10. Learned counsel for the appellant relying on Golla Jalla Reddy (supra) has contended that the statement of the prosecutrix on the basis of which FIR was subsequently recorded cannot be used to corroborate her version as investigation had already commenced. In Golla Jalla Reddy a complaint was taken down by the head constable on the basis of which investigation started. After half an hour a formal statement was taken on the basis of which FIR was registered. Thus the report noted that since the first complaint disclosed the commission of cognizable offence and the
CRL.A. 1192/2012 Page 7 of 8 investigation started thereon thus only that complaint could be used for corroboration. In the present case it is the statement of the prosecutrix on which investigation started and on the same FIR was registered though after medical examination. Thus this statement can be used for corroboration. Further FIR is only a previous statement which can be used for the purpose of either corroborating its maker or contradicting him.

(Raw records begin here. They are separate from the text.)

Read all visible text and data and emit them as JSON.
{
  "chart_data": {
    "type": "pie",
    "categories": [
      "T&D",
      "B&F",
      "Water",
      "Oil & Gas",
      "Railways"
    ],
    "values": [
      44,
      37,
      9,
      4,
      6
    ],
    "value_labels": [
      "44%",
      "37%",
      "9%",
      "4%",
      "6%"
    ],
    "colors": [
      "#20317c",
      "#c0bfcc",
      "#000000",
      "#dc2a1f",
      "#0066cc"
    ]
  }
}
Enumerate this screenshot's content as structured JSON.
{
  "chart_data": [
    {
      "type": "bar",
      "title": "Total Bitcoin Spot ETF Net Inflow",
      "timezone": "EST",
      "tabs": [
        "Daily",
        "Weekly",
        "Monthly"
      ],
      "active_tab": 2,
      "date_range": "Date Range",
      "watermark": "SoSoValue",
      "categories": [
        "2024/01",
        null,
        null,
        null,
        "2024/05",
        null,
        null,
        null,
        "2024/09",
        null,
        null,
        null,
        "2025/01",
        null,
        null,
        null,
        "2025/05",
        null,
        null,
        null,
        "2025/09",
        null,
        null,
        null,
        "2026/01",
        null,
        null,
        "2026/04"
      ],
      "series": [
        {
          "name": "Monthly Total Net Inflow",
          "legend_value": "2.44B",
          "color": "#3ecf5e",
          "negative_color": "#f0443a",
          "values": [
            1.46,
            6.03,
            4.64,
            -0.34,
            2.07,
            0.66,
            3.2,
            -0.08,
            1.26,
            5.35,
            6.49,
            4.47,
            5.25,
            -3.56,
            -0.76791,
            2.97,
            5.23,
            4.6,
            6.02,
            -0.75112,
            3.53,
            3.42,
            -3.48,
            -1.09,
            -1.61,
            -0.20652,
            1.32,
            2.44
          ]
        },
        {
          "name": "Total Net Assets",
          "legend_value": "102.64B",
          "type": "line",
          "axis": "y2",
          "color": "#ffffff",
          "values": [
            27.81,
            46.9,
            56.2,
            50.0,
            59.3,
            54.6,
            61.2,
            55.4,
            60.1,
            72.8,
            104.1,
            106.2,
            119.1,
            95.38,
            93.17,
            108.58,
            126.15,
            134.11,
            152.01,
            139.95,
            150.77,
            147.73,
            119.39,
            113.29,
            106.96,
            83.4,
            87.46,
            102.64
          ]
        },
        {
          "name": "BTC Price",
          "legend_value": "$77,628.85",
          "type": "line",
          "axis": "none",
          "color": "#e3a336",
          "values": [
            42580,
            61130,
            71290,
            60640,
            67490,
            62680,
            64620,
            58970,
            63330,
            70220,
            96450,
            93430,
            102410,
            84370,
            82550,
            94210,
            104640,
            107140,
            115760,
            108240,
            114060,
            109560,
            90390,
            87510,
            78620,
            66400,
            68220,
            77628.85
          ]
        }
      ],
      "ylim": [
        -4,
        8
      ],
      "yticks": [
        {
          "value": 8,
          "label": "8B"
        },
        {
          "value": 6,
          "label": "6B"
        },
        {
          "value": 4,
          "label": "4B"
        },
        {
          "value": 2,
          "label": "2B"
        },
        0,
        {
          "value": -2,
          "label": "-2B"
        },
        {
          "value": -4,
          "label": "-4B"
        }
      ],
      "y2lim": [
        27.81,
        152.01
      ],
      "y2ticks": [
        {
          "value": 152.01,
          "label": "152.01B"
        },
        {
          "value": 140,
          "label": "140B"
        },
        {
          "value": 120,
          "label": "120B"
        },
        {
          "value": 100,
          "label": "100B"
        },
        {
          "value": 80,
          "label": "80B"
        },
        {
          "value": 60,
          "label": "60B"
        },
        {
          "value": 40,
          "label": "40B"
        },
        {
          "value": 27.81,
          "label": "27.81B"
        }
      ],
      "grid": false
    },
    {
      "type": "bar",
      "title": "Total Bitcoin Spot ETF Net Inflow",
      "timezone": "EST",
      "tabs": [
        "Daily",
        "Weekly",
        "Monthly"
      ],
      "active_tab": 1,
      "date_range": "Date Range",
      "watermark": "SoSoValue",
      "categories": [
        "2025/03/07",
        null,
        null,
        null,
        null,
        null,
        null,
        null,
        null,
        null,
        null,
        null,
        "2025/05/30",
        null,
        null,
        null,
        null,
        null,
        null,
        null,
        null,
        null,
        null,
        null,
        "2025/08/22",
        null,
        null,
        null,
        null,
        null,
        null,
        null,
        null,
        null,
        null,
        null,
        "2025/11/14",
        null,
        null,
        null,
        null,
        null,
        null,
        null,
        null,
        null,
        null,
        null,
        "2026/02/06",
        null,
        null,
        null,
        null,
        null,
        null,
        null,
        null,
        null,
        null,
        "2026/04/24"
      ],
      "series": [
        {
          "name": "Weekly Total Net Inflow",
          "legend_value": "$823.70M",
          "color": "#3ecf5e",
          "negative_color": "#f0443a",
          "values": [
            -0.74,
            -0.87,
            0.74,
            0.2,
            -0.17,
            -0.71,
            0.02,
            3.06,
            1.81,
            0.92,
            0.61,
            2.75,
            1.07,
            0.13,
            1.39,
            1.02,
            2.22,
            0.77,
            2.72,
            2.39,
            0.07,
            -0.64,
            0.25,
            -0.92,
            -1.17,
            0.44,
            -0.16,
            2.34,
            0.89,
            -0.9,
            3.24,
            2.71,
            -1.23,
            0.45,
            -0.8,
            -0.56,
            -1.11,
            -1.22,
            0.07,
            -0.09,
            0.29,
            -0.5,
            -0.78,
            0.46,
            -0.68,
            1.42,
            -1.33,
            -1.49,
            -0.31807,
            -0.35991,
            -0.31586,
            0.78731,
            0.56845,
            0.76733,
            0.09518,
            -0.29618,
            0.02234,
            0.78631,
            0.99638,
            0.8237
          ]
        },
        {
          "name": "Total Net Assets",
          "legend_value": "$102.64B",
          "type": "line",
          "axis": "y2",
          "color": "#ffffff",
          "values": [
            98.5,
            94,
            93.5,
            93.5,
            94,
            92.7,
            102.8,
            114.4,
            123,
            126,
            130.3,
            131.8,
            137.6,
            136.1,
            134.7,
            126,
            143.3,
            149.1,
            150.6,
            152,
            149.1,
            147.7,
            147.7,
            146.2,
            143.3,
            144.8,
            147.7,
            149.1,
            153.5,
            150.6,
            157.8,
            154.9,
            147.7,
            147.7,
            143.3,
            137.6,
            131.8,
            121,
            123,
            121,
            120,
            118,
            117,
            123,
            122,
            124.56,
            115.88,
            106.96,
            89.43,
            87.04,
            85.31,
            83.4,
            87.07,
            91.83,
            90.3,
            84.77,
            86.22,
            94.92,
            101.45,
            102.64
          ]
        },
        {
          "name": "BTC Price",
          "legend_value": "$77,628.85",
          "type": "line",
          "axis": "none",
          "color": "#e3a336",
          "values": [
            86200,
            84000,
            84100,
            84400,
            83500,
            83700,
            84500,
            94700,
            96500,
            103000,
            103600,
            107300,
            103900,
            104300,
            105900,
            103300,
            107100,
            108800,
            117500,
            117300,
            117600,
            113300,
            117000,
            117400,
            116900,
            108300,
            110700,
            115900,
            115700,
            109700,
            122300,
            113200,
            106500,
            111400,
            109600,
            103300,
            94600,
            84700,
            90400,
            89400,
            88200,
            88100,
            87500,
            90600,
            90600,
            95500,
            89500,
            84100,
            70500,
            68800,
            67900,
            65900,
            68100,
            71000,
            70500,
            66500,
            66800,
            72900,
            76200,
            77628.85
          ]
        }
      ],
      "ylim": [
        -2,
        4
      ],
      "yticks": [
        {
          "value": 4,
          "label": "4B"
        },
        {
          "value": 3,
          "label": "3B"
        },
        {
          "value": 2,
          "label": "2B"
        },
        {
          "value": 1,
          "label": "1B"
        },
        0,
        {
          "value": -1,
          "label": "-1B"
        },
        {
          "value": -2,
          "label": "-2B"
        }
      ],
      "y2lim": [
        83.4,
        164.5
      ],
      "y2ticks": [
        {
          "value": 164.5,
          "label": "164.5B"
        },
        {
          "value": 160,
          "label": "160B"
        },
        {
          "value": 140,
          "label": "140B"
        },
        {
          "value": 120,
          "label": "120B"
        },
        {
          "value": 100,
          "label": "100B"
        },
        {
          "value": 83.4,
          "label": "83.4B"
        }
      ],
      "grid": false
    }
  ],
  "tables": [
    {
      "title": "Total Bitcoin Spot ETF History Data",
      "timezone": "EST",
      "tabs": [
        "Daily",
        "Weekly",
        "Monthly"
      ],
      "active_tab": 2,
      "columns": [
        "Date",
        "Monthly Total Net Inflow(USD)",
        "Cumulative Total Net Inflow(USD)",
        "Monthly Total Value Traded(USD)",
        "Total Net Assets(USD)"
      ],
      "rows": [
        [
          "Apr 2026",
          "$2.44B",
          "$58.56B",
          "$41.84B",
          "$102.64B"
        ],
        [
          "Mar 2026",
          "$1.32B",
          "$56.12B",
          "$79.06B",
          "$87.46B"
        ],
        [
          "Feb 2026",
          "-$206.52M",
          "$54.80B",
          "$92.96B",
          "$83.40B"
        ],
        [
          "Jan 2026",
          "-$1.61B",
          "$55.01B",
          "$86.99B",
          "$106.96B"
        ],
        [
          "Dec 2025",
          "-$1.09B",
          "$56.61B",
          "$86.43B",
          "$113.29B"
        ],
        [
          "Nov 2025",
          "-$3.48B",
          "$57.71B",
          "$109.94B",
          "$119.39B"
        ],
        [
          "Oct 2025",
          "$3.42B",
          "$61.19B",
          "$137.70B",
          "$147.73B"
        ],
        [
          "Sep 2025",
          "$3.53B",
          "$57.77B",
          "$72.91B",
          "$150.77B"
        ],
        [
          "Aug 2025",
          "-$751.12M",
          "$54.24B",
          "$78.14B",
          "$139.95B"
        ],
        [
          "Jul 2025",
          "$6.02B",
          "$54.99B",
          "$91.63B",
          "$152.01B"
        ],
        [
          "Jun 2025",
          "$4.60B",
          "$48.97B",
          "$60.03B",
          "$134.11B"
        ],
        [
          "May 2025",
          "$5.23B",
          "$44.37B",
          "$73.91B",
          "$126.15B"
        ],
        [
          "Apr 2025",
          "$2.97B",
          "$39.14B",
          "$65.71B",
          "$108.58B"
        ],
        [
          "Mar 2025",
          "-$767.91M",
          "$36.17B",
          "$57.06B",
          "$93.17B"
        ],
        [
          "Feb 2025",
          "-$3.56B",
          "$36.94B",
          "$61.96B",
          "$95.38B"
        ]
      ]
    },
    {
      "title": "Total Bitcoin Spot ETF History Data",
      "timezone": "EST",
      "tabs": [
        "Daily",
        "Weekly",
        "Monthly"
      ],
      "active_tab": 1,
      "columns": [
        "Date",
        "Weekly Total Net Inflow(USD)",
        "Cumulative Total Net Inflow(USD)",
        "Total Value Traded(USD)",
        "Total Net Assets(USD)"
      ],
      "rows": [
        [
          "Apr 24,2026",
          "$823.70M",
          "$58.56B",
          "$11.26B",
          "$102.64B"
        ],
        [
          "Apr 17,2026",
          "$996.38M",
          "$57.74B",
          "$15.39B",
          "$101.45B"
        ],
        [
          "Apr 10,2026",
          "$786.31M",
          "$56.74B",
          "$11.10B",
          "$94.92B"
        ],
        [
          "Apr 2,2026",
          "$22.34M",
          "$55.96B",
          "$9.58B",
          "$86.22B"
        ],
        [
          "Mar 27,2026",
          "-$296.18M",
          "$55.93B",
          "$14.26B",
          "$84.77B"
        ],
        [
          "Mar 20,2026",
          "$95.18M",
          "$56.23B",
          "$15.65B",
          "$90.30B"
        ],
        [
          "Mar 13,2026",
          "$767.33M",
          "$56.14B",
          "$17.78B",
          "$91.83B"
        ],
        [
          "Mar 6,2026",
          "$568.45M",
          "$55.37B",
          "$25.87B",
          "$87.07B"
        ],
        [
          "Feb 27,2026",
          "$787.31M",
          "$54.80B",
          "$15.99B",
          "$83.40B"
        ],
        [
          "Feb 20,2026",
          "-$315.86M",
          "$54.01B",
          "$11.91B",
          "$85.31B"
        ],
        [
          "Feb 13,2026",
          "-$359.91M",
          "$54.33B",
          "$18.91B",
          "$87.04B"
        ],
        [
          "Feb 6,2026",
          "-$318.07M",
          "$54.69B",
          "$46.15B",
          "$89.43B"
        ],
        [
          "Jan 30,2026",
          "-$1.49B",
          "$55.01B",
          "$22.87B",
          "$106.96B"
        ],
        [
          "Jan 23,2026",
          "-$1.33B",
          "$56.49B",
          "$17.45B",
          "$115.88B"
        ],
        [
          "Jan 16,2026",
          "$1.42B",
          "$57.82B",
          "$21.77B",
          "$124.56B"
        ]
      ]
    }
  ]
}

11. Learned counsel for the appellant has tried to assail the testimony of prosecutrix also on the count that the doctor at Khan Market where she was first taken has neither been examined nor his medical certificate exhibited. It is well settled that conviction can be safely based on the sole testimony of the prosecutrix if the same inspires confidence. Even the cases where there is delay in lodging FIR and no medical evidence is available, conviction can be based on the trustworthy testimony of prosecutrix. Thus non examination of the doctor at Khan Market to whom the prosecutrix was first taken for treatment will not be fatal to the prosecution case.
12. In view of the aforesaid discussion, I find no infirmity in the impugned judgment of conviction and order on sentence. Appeal is dismissed.